Et nous voyons ce bateau maudit rouler sur une vraie mer démontée, de près et de loin, dans les détails et reconstitué dans l’ensemble d’un seul regard, tel que l’exige l’intrigue dans ses moindres finesses. L’orchestre illustre et explique désormais non seulement les éléments épiques de l’action, mais aussi picturaux : il donne un accent à tous les sentiments complexes que soulèvent dans notre cœur un paysage mystérieux, un détail inattendu, le ciel et la terre, toute la Nature.

Le rêve est réalité.

 

Il convient de compter avec encore un dernier argument décisif en apparence, que le romantisme naïf essaye d’inculquer aux cœurs sensibles, affirmant que le "cinéma" ne pourra jamais passer pour un art véritable, puisque sur l’écran on voit des homuncules de toile, des êtres machines et non des êtres de chair et de sang.

Cela est vrai.

Mais qui a prétendu, où et quand, que, depuis que l’homme vit une vie culturelle, la matière de l’effet artistique qui porte sur la vie véritable, ne peut être qu’un être biologique véritable ?

Au contraire.

L’art théâtral et la scène sont l’ultime coutume culturelle primitive mettant l’artiste en contact direct avec son public. Sa relation avec l’art de la représentation du futur est la même que celle du trouvère de jadis présentant ses chansons par rapport à l’auteur d’un chef-d’œuvre qui vend en un million d’exemplaires.
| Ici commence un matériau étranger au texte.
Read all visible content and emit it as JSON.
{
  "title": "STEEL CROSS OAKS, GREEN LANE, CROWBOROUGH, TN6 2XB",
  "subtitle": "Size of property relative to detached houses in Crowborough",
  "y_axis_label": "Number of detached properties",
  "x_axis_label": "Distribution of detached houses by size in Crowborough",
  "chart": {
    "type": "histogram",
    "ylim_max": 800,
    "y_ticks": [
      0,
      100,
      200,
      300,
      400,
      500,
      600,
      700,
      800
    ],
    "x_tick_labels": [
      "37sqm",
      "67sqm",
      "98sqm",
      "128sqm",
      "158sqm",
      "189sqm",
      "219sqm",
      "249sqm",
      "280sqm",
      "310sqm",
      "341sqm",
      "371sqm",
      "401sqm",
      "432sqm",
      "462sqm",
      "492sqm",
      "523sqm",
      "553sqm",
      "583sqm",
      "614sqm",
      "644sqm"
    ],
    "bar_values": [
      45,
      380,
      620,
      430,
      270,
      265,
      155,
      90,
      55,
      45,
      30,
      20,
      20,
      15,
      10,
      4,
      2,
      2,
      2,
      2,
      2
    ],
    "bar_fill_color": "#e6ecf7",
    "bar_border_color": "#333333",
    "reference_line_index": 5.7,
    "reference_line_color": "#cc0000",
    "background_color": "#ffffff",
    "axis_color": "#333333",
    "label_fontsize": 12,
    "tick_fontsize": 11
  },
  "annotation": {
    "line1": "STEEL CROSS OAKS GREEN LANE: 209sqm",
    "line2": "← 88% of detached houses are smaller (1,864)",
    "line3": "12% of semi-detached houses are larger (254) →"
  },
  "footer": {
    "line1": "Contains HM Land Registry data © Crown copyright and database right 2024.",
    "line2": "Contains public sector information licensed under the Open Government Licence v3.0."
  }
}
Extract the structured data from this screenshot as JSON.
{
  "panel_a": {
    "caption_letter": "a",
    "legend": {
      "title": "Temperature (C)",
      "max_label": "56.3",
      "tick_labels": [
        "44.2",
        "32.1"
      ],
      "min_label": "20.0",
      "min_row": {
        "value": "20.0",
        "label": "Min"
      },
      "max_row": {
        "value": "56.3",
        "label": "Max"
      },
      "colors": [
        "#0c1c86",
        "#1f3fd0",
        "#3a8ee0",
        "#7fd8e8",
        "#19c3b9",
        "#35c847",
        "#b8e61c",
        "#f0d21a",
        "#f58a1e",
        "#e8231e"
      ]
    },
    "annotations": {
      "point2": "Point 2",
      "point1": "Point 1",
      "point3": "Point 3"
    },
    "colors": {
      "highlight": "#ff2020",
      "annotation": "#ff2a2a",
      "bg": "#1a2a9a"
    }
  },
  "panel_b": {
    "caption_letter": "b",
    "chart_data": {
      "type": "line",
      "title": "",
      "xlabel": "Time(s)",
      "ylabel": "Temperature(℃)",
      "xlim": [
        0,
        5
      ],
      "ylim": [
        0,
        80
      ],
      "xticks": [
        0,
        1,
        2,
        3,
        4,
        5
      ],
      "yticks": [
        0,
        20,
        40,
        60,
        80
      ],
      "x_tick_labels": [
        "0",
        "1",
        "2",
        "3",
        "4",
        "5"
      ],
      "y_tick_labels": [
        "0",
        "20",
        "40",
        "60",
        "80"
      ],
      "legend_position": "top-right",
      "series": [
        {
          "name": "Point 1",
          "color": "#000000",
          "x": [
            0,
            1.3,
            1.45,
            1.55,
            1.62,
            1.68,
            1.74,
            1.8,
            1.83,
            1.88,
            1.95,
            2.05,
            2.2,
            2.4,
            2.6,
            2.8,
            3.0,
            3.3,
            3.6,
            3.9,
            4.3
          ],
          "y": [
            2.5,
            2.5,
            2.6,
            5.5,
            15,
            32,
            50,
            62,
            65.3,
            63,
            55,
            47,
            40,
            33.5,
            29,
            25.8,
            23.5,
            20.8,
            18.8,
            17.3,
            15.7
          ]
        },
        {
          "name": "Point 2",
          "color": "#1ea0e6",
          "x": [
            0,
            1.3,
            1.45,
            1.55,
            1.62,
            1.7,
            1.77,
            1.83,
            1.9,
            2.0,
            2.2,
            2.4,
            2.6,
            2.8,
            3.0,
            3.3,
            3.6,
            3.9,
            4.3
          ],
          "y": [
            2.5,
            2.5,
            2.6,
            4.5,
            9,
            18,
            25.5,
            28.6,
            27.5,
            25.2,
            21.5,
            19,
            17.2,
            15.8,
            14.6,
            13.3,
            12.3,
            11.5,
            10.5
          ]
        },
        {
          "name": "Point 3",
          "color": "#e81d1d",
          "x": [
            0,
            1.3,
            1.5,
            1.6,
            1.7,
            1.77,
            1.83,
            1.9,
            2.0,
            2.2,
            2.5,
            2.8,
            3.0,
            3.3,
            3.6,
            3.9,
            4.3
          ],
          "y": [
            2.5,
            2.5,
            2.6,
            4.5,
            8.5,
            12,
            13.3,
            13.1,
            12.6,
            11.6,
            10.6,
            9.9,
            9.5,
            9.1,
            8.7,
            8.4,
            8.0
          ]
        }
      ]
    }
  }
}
Puisque, au contraire, la substance d’une création artistique est justement d’exprimer la vie sous une forme inorganique, inerte, donc pérenne : lettres, partitions, peintures, pierre.

Et à l’écran, pour promouvoir le comédien en créateur d’une œuvre authentique.

 

Un œuvre authentique : un effort héroïque, car un homme doit montrer bien plus que lui-même, un destin immortel.

Les anciens Grecs et Chinois avaient senti cela quand ils faisaient monter l’acteur vivant sur des cothurnes et les cachaient derrière des masques, afin de dissimuler ce qui, en lui, était médiocrement et fâcheusement "direct" – l’instant éphémère, impossible à saisir.

Pourquoi craignez-vous, pusillanimes, ce masque qu’un œil plus parfait que notre œil photographe fait de notre visage, cet appareil plus domptable, plus réceptif, percevant mieux et reflétant mieux la réalité ?

Un œil machine est meilleur que l’œil humain : nos descendants nous verront mieux que nous les uns les autres.

 

Pesti Napló, 6 avril 1930.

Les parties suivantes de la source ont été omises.